Schreiben unter Druck. Poesie und Poetik der französischen Werkstatt für potentielle Literatur – OULIPO (1.07.2014)

Einladung zu kritischer Suchbewegung

Dienstag, den 1. Juli 2014, um 20.00 Uhr im Gästehaus der Universität, Teerhof, Bremen

Schreiben unter Druck. Poesie und Poetik der französischen Werkstatt für potentielle Literatur (OULIPO)

Vortrag und Schreibpraxis mit
Heiner Boehncke
Professor für neuere Literaturgeschichte (Frankfurt/M.)

Verehrte Empfänger unserer Einladungen,
liebe Freunde Kritischer Suchbewegungen!

Heiner Boehncke, den einige von Ihnen aus Veranstaltungen der letzten Jahre kennen und schätzen, bietet in diesem Sommer eine literarische Soirée der besonderen Art an. Sie ist nicht nur hörenswert, sondern lädt auch zum Mitmachen ein. Wer will, kann sich also auch in der Schreibpraxis von „Oulipo“ versuchen. In jedem Fall wird es einen spannenden und vergnüglichen Abend geben.

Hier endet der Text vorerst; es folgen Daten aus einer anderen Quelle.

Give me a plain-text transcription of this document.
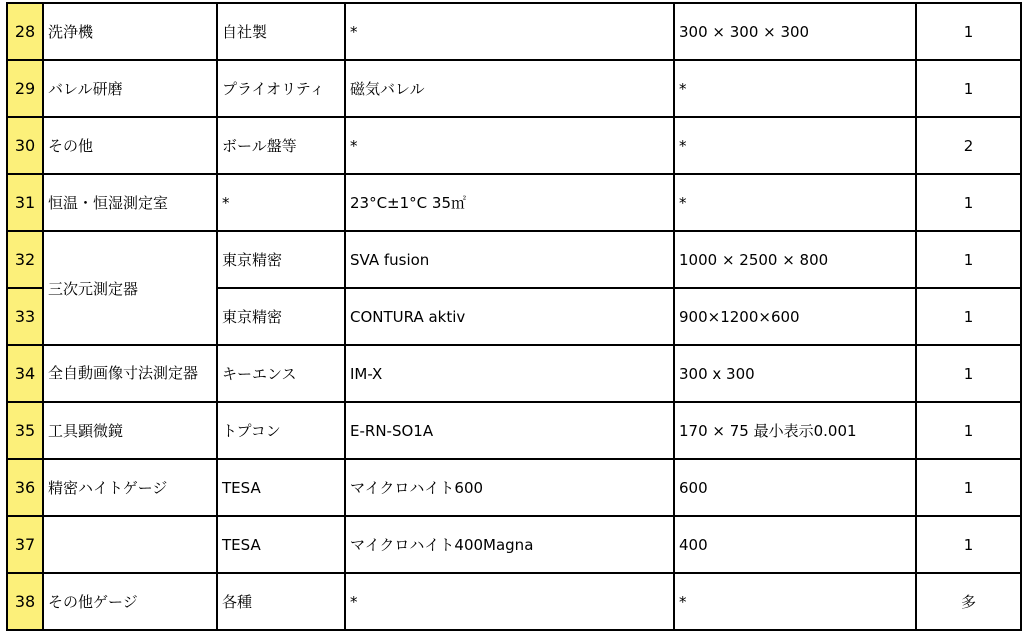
28	洗浄機	自社製	*	300 × 300 × 300	1
29	バレル研磨	プライオリティ	磁気バレル	*	1
30	その他	ボール盤等	*	*	2
31	恒温・恒湿測定室	*	23°C±1°C 35㎡	*	1
32	三次元測定器	東京精密	SVA fusion	1000 × 2500 × 800	1
33		東京精密	CONTURA aktiv	900×1200×600	1
34	全自動画像寸法測定器	キーエンス	IM-X	300 x 300	1
35	工具顕微鏡	トプコン	E-RN-SO1A	170 × 75 最小表示0.001	1
36	精密ハイトゲージ	TESA	マイクロハイト600	600	1
37		TESA	マイクロハイト400Magna	400	1
38	その他ゲージ	各種	*	*	多
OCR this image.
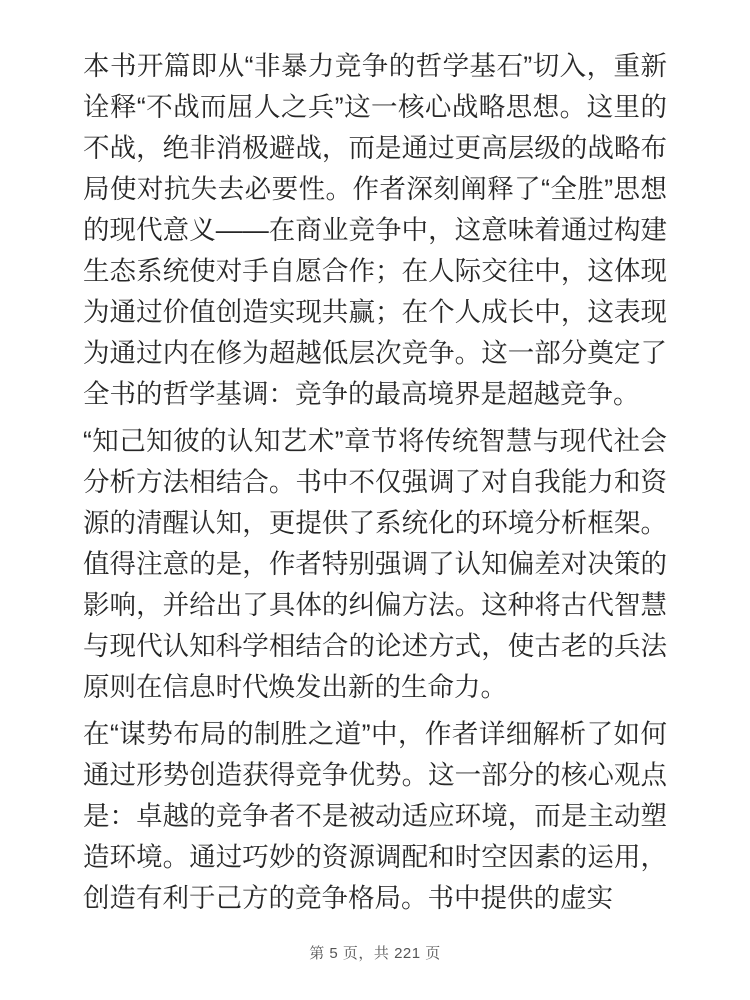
本书开篇即从“非暴力竞争的哲学基石”切入，重新诠释“不战而屈人之兵”这一核心战略思想。这里的不战，绝非消极避战，而是通过更高层级的战略布局使对抗失去必要性。作者深刻阐释了“全胜”思想的现代意义——在商业竞争中，这意味着通过构建生态系统使对手自愿合作；在人际交往中，这体现为通过价值创造实现共赢；在个人成长中，这表现为通过内在修为超越低层次竞争。这一部分奠定了全书的哲学基调：竞争的最高境界是超越竞争。

“知己知彼的认知艺术”章节将传统智慧与现代社会分析方法相结合。书中不仅强调了对自我能力和资源的清醒认知，更提供了系统化的环境分析框架。值得注意的是，作者特别强调了认知偏差对决策的影响，并给出了具体的纠偏方法。这种将古代智慧与现代认知科学相结合的论述方式，使古老的兵法原则在信息时代焕发出新的生命力。

在“谋势布局的制胜之道”中，作者详细解析了如何通过形势创造获得竞争优势。这一部分的核心观点是：卓越的竞争者不是被动适应环境，而是主动塑造环境。通过巧妙的资源调配和时空因素的运用，创造有利于己方的竞争格局。书中提供的虚实

第 5 页，共 221 页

Unser Referent schreibt zu seinem Vortrag in Kürze:

Mitte Dezember 1960 traf sich in Paris ein Mathematiker und Schachtheoretiker mit einem berühmten Schriftsteller, um systematisch nach neuen Schreibverfahren zu suchen. Sie gründeten eine Schriftstellerassoziation, die bis heute besteht: OULIPO (ouvroir de littérature potentielle, Werkstatt für potentielle Literatur). Der Mathematiker war François Le Lionnais, Raymond Queneau (Zazie in der Metro)hieß der Autor. Sie interessierten sich für das Zusammenspiel von klar definierten „Schreibzwängen“ (frz. Contraintes) und literarischer
Produktivität. Zunächst kämmten sie die Literaturgeschichte nach „Vorläufern“ durch. In einer Mischung aus gewollter Selbstüberschätzung und relativierendem Humor stellten sie fest, dass schon immer nach Regeln von OULIPO geschrieben wurde. Tatsächlich sind literarische Spielformen wie Anagramm, Palindrom oder Lipogramm so alt wie die überlieferte Tradition. Im Barock wurde an diese Formen üppig angeknüpft, etwa mit dem Sonett, das einem strengen Schema folgt.
Als dann Mitte der 60er Jahre Autoren wie Italo Calvino, Georges Perec, dann Jacques Roubaud und in Deutschland der geniale Übersetzer Eugen Helmlé und Oskar Pastior hinzukamen, entstand bald eine sehr produktive neue Literatur, die sich ständig selbst ausgedachten oder weiterentwickelten Formzwängen unterwarf. Perec veröffentlichte 1969 mit La Disparition einen lipogrammatischen Roman ohne „e“. der von Helmlé wunderbar übersetzt wurde. Perec hat den Verzicht auf den im Französischen wie im Deutschen am häufigsten verwendeten Buchstaben auch als eine Form von Trauerarbeit verstanden. Seine Eltern, polnischstämmige Juden, waren nach Frankreich ausgewandert. Der Vater fiel 1940, die Mutter wurde 1943 verschleppt und wurde wahrscheinlich in Auschwitz-Birkenau ermordet. Mit sieben Jahren wurde Georges Perec zum Vollwaisen. Er verlor das Liebste und schrieb einen Roman, in dem er auf den wichtigsten Buchstaben verzichtete.
Oulipotische Literatur thematisiert und reflektiert, wie versteckt und pfiffig auch immer, den jeweiligen Schreibzwang. Ein Sonett über das Sonett wäre ein vollendetes oulipotisches Gedicht.
Mittlerweile existieren in vielen Ländern oulipotische Schreibgruppen mit immer neuen Einfällen, atemberaubenden Schreibzwängen und Ausweitungen auf andere ästhetische Praktiken in Musik, Grafik und Malerei. Basis bleibt dabei immer das Interesse an der Frage, was passiert, wenn eine Kunst, ein Verfahren in die Enge getrieben wird. Wer ohne „a“ oder monovokalistisch nur mit „a“ schreibt, gelangt rasch an die Grenzen der geläufigen Sprache. Er oder sie hilft sich (und oft den Lesern) mit Erfindungen, die manchmal als poetische Blitze erhellen oder auch umwerfend komisch wirken.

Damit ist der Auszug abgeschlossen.